Our visit last Friday was of the latter variety, so this review is based on sober judgment, whether I preferred it that way or not.
Za’s is a short walk from my house, and it offers a wonderfully relaxed and easy-going atmosphere. It’s like a local version of “Cheers,” but with great pizza. So we just love the vibe.
And that’s what made our lackluster experience so perplexing; the impersonal service was in such stark contrast to the restaurant overall.
Za’s is the kind of family-friendly, neighborhood pub where you expect the service to be incredibly personable. No, the whole place isn’t going to yell, “Norm” when you walk in (which is a positive if your name isn’t “Norm”), but you definitely expect deeper engagement than at a fast food restaurant.
For whatever reason, our server was in pure “order-taker” mode, and spoke with us just enough to fulfill her role, and not a word more.
She never offered her name, never made small talk, and kept all interactions to the minimum.
My kids are 3- and 5-years old, and everyone in the service industry should know that there is no better way to connect with parents than to connect with their kids.
We see it time after time: When service staff interact with children, the parents’ satisfaction scores soar.
So talking to kids is one of the easiest ways ever to boost satisfaction with a service experience. But our server was having none of it. (And I know I’m biased, but I think they’re pretty darn cute kids.)

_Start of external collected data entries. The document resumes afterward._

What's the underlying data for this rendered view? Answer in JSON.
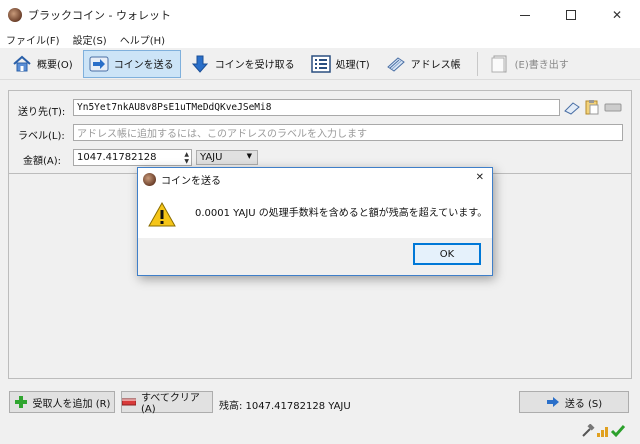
{
  "window": {
    "title": "ブラックコイン - ウォレット"
  },
  "menu": {
    "items": [
      "ファイル(F)",
      "設定(S)",
      "ヘルプ(H)"
    ]
  },
  "toolbar": {
    "overview": "概要(O)",
    "send": "コインを送る",
    "receive": "コインを受け取る",
    "transactions": "処理(T)",
    "addressbook": "アドレス帳",
    "export": "(E)書き出す"
  },
  "form": {
    "payto_label": "送り先(T):",
    "payto_value": "Yn5Yet7nkAU8v8PsE1uTMeDdQKveJSeMi8",
    "label_label": "ラベル(L):",
    "label_placeholder": "アドレス帳に追加するには、このアドレスのラベルを入力します",
    "amount_label": "金額(A):",
    "amount_value": "1047.41782128",
    "unit": "YAJU"
  },
  "bottom": {
    "add_recipient": "受取人を追加 (R)",
    "clear_all": "すべてクリア (A)",
    "balance": "残高: 1047.41782128 YAJU",
    "send": "送る (S)"
  },
  "dialog": {
    "title": "コインを送る",
    "message": "0.0001 YAJU の処理手数料を含めると額が残高を超えています。",
    "ok": "OK"
  }
}
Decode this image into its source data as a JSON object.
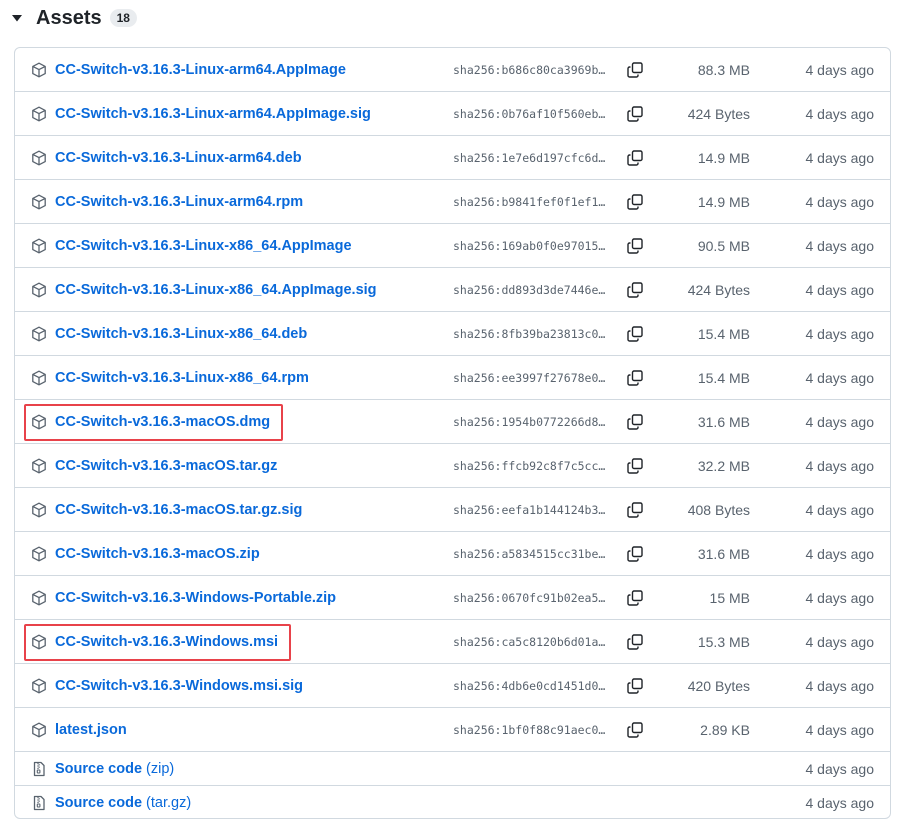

And even the communication that did occur wasn’t very positive. When we ordered, she forgot to ask us what type of crust we wanted on our pizza. (Za’s offers a delicious wheat crust that I highly recommend). So when she stopped by two minutes later for refills, my wife asked, “Is it too late to get our pizza made with the wheat crust?”
I expected her to apologize for not asking about the crust, or to simply say, “Sure, I’ll go run back and tell the kitchen.”
Instead, she remarked, “I’ll go see.” Did we feel like an inconvenience? Oh yeah.
And did this bother us because we felt like she should have asked us about the crust in the first place? It did.
Also, she never let us know if she was able to convey the message to the kitchen in time. It’s not that we were on the edge of our seats with anxiety, but she missed a very easy chance to connect with us by running by and simply saying, “They’ll make sure to make it with the wheat crust!”
But that never happened. Again, no communication beyond what was necessary for her to bring food to our table.
There were some other minor lapses, like needing to ask three times for garlic sauce, etc. But all of those would have been overlooked with some conversation, a smile, and some enthusiasm.
The food was as good as ever and we’ll definitely be back, but I don’t feel any more of a fan than I did before this visit.
There was such an opportunity to connect with us, and I wish the server had taken it.
She was good with water refills and got the job done, but the utter lack of personality and interaction just doesn’t fit with Za’s image.